ややこしいのですが、乳酸性機構は持久系トレーニングで効率化されるので、4×4(限界グレードよりちょっと低いグレードの課題を短いレスト時間で4課題×4セット登る)などのトレーニングを行います。ボルダリングで成長の頭打ちを感じていても、自身の最も弱い環が持久力であれば、そのトレーニングをする必要があるわけです。

まとめ

全体像を明らかにしたいと思いましたが、エネルギーシステムのところは歯抜けになってしまいました。他にも漏れてる要素があると思うので、気づいたら是非ご指摘ください。

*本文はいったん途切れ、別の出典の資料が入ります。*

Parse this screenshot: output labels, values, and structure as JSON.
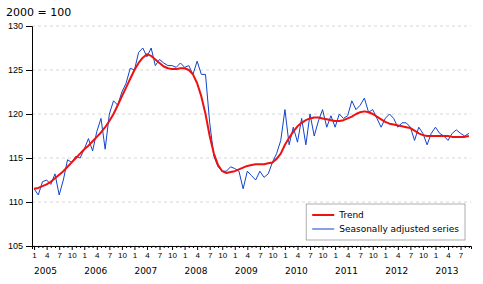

f:id:takato77:20200204084324j:image(再掲)

肉体的要因には筋肉の他にも腱・靭帯などの結合組織やエネルギーシステムがあり、それぞれの鍛え方も異なります。クライミングを行うことは、全ての要素を鍛えるための刺激になりえますが、どれか一つの要素を鍛えようとした時には、刺激が不十分となる事もあります。弱い環を明確にして、クライミングの他にも弱い環に特化したトレーニングを行うことも考えてみてはいかがでしょうか。

最後に

ここまで読んでいただきありがとうございました。お断りしておきますが、筆者はクライミング関連業務に従事しているわけではなく、医療関係者でもありませんので、記載内容を実際に適用される際には一次ソースを確認の上、自己責任でお願いします。